8. Viona Dianggap Sebagai Jimat

Setelah hening beberapa saat, Sagara mulai membuka suaranya kembali.

"Ken, bagaimana keadaan Tante Amanda? Apakah dia baik-baik saja?"

"Bunda Amanda keadaannya masih sama seperti dulu. Masih sering menangis jika teringat dengan insiden hilangnya Arabella." sahut Sekretaris Ken sendu. "Mungkin jika Adikku bisa ditemukan kembali, Bundaku sepertinya bisa normal kembali kejiwaannya."

"Bagaimana perkembangan dari hasil penyelidikan Detektif yang kamu sewa? Apakah sudah menemukan titik terang?"

"Belum, Tuan. Keberadaan Adikku seolah-olah terhalangi oleh kabut hitam yang sangat pekat. Sampai-sampai secuil informasi tentangnya pun belum berhasil ditemukan oleh Detektif yang aku sewa."

"Semoga Adikmu segera ditemukan ya." harap Sagara.

"Aamiin, mudah-mudahan, Tuan." angguk Sekretaris Ken.

"Ngomong-ngomong, Adikmu tahun ini kira-kira sudah sebesar apa ya? Em, maksudku usianya."

"Harusnya dia sudah kuliah semester pertama."

"Woah, ternyata dia sudah besar juga ya."

"Iya, Tuan."

"Sepertinya Adikmu sama cantiknya dengan Tante Amanda."

"Sudah barang tentu, Tuan. Bunda selalu berkata kalau Adikku adalah anak yang sangat cantik sekali."

"Aku percaya ucapan Bundamu, Ken. Beliau saja cantiknya tidak terkira, apalagi anak perempuannya."

"Tapi Tuan jangan ngarep jadi Suami Adikku ya! Aku nggak mau punya Adik Ipar kayak kamu, Tuan."

"Why? Aku tampan, mapan, dan juga terkenal."

"Aku tidak mau kalau Adikku mendapatkan pasangan yang hanya tertarik dengan kecantikannya saja."

"Uhuk, uhuk," Sagara terbatuk.

"You know lah,"

"I see," angguk Sagara. "Aku memang lebih suka dengan wanita cantik. Apa salahnya coba?"

"Ya memang nggak salah. Tapi aku pengen punya Adik Ipar yang mencintai pasangannya bukan karena memandang rupa, Tuan."

"Oke, terserahlah. Lagipula belum tentu juga aku jatuh cinta dengan Adikmu. Hahaha," kekeh Sagara.
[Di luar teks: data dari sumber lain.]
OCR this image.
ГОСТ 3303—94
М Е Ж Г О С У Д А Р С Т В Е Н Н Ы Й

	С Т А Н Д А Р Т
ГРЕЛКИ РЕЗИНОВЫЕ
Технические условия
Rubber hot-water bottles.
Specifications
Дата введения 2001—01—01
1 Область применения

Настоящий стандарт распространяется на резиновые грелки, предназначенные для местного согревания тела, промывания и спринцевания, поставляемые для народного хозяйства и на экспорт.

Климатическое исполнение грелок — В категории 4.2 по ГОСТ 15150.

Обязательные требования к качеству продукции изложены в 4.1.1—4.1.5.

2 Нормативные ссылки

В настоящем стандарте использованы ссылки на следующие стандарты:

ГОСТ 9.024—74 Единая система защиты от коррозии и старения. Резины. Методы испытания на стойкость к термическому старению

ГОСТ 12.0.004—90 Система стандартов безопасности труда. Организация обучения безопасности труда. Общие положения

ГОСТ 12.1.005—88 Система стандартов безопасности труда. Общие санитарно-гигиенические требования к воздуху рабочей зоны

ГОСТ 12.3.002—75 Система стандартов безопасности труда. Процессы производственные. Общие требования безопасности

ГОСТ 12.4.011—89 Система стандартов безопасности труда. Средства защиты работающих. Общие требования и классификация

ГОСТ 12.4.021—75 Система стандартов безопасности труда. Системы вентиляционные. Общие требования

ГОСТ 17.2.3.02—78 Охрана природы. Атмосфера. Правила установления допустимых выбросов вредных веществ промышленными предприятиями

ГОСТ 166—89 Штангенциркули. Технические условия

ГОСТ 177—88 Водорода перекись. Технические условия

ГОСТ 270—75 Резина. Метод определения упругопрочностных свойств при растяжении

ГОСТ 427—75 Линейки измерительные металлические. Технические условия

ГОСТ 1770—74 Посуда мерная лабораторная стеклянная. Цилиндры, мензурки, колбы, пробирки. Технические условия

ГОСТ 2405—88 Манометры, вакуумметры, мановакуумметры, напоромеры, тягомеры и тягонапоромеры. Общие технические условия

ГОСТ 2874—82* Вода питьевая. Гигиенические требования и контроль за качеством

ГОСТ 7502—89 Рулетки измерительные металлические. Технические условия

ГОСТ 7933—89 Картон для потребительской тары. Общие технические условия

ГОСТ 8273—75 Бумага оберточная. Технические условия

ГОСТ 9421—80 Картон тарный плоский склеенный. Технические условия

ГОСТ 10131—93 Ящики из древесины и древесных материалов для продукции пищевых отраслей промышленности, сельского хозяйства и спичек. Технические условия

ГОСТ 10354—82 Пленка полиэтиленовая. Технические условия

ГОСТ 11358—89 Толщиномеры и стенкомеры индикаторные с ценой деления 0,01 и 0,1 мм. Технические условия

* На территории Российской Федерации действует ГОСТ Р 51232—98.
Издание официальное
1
"Awas saja ya kalau Tuan jatuh cinta pada Adikku. Aku nggak akan merestuinya, hahaha," gelak Sekretaris Ken.

***

Di meja lain, Awan saat ini sedang dilendoti oleh Istrinya yang bernama Yunita.

"Sayang, tadi kamu kemana? Kok tiba-tiba mobil kamu memisahkan diri dari rombongan?"

"Tadi aku ada urusan mendadak, Sayang."

"Kamu nggak lagi bohong kan?"

"Kamu nggak percaya sama aku, hm?"

"Tentu saja aku percaya."

Bagus. Kamu memang wanita yang paling pengertian, Sayang." puji Awan kepada Yunita.

"Oh iya, nanti malam kamu jangan minum wine terlalu banyak ya! Aku ingin kita ...," bisik Yunita.

"Iya, Sayang. Aku tidak akan minum terlalu banyak. Tenang saja, nanti malam aku akan ...," balas Awan berbisik di kuping Istrinya.

"Hahaha, kamu bisa aja ah," ucap Yunita sambil menepuk ringan paha Awan.

"Aku tidak sabar menantikan malam segera datang." bisik Awan.

Pasangan suami-istri itu masih terus saling berbisik-bisik mesra satu sama lain. Sampai-sampai membuat iri para wanita yang berada di sekitar mereka.

"Eh, lihat deh Tuan Awan dan Nyonya Yunita," bisik mereka sambil menunjuk dengan dagunya ke arah pasangan pasutri itu.

"Ih, mesra banget." iri mereka. "Pengen deh aku jadi istrinya Tuan Awan juga. Udah ganteng, baik, pinter, romantis lagi."

"Iya, betul."

Sekretaris Diana yang masih bisa mendengar bisikan iri para wanita itu hanya tersenyum kecil.

'Aku juga beruntung karena akulah satu-satunya wanita yang dicintai oleh Tuan Awan.' batin Sekretaris Diana.

Saat ini Sekretaris Diana sedang duduk berhadap-hadapan dengan Awan dan Yunita di meja yang sama.

Wanita itu tersenyum melihat kemesraan yang ditampilkan oleh Awan dan Yunita.

Bukan senyum mengagumi, akan tetapi senyuman Sekretaris Diana adalah senyum mengejek Yunita yang mudah dibodohi oleh suaminya sendiri.

Di bawah meja, kaki Awan dan kakinya Sekretaris Diana sedang bermain saling senggol meski di permukaan mereka terlihat seolah acuh satu sama lain.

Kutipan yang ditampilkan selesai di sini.